Thursday, May 25, 2017
By Jillian Kestler-D’Amours, Truthout | Report
photo above: Indigenous activists march with allies in the Tar Sands Healing Walk in northern Alberta, Canada. (Photo: Velcrow Ripper)
The struggle is interminable – and sometimes what to do intangible. What is suggested here and below is hopeful and doable.
an excerpt:
Earlier this month, the Treaty Alliance, alongside a coalition of other Indigenous groups, launched a new campaign to divest from banks that are funding four tar sands pipeline projects coming out of Canada, as well as the Dakota Access pipeline in North Dakota.

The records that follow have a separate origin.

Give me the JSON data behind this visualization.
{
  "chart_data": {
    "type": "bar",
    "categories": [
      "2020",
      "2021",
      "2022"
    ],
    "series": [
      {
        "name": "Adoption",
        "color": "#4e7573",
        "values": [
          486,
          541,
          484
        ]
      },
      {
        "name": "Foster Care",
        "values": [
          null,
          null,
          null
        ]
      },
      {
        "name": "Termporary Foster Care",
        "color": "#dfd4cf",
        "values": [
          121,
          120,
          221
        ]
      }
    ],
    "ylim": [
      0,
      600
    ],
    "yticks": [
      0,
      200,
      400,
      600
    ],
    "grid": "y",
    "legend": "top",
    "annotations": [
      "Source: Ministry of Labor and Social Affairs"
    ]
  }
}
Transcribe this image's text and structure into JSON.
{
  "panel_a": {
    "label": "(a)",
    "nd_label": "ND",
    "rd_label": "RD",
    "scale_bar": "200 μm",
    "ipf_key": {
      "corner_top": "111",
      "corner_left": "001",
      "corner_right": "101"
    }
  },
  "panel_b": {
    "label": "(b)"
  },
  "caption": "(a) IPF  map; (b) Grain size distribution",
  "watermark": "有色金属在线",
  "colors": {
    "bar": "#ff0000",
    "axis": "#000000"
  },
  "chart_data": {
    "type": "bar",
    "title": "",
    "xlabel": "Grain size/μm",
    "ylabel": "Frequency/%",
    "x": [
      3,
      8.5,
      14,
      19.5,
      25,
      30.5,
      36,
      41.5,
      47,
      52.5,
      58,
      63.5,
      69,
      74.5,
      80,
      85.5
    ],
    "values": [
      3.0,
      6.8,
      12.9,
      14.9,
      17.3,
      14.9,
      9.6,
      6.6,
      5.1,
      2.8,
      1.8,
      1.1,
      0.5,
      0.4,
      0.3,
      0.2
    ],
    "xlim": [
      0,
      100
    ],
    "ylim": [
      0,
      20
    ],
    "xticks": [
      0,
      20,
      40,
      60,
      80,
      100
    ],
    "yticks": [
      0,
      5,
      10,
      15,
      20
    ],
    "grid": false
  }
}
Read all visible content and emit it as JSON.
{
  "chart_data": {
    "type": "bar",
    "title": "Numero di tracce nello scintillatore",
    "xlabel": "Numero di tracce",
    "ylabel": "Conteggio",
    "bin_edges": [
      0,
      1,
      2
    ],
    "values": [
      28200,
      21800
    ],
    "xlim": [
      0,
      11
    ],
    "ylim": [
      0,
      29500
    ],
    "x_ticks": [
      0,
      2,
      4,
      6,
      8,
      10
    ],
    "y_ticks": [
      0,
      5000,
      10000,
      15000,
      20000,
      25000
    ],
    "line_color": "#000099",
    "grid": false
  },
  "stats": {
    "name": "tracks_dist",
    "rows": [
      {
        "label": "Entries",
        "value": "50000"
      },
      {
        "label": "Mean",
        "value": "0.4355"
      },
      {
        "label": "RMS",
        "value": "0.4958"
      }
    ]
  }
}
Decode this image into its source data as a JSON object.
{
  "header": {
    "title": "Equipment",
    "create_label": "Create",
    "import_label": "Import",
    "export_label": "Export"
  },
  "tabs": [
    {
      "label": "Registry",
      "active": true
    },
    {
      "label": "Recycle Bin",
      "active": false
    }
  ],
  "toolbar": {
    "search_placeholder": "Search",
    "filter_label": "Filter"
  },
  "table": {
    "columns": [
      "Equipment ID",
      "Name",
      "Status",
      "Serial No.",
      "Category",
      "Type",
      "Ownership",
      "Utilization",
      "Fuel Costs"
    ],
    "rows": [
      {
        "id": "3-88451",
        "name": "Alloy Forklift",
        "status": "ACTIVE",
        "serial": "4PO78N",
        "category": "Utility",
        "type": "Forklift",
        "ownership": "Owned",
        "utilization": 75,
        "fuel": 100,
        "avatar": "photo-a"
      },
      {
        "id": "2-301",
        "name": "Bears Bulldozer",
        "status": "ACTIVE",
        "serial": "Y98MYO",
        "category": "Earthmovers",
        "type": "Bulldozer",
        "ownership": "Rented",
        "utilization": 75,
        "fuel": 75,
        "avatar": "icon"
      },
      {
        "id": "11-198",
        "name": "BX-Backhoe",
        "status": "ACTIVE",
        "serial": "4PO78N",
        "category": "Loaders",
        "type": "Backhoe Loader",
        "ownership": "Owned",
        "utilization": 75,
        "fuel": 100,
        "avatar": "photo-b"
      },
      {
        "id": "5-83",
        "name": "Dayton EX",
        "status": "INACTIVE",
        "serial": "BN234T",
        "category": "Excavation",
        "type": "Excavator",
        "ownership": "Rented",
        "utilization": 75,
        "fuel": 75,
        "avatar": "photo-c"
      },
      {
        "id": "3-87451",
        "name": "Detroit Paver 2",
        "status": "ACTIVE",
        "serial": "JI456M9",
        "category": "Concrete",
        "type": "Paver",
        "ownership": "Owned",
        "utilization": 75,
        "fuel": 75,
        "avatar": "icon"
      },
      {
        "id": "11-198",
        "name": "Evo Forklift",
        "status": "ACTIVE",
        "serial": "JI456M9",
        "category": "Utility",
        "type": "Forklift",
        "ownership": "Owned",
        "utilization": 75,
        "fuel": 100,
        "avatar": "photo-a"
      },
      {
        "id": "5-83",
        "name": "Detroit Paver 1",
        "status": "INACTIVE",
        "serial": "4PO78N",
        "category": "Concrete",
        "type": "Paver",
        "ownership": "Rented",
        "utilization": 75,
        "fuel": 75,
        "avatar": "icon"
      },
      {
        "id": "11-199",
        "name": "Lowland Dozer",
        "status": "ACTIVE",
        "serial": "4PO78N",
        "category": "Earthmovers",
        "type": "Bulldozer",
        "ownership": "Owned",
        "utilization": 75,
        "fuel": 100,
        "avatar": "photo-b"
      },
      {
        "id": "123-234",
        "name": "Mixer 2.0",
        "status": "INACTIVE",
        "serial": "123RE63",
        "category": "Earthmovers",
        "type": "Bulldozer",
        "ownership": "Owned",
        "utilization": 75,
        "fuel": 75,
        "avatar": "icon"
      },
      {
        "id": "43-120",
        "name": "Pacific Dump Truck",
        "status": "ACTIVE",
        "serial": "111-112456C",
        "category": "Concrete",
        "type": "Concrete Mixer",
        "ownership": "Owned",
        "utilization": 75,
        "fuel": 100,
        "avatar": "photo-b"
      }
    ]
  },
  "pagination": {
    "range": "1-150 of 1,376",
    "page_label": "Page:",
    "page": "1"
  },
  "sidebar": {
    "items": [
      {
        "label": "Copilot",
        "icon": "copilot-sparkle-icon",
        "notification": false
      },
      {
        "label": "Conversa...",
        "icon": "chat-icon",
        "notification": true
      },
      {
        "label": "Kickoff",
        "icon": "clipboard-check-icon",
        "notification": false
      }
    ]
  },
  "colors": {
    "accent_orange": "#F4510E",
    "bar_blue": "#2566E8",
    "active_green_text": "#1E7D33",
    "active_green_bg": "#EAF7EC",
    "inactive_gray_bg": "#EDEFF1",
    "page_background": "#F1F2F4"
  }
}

Organizers hope to put pressure on Energy Transfer Partners (a US oil company), and on the three companies involved in the Canadian tar sands pipelines: TransCanada, which owns the Keystone XL and Energy East pipelines; Kinder Morgan, which recently got a green light to expand the Trans Mountain pipeline from Alberta to British Columbia; and Enbridge, which plans to replace the Line 3 pipeline, which runs between Alberta and Wisconsin.
There are 64 banking institutions that fund at least one of the projects on the full divestment list, but 17 banks that fund the Dakota Access pipeline and all four pipelines from Canada have been specifically targeted. These include Bank of America, JPMorgan Chase, Deutsche Bank, Barclays, Bank of Montreal, Scotiabank and Wells Fargo.
The campaign is pushing the banks to stop funding the pipeline projects altogether, and develop ethically sound banking policies. It is also calling on “neighbors, elected officials, and pension managers to close all accounts with these banks unless they immediately stop financing tar sands pipelines.” A petition with those demands has garnered more than 95,000 signatures to date.
Nepinak explained that the campaign is working to educate people about how their money is used.
“When you put your money in the bank, it’s not just going to sleep; that money is actually being used to invest in projects that you may not agree with,” Nepinak said. “People need to be aware of that. People need to be aware of where their banks are sending their money.”
The tar sands in western Canada are one of the most resource-intensive oil extraction systems, and one of the largest greenhouse gas emitters in the world. The extraction process releases between 18 percent and 21 percent more carbon into the atmosphere than the extraction of conventional crude oil in the United States, according to a recent study.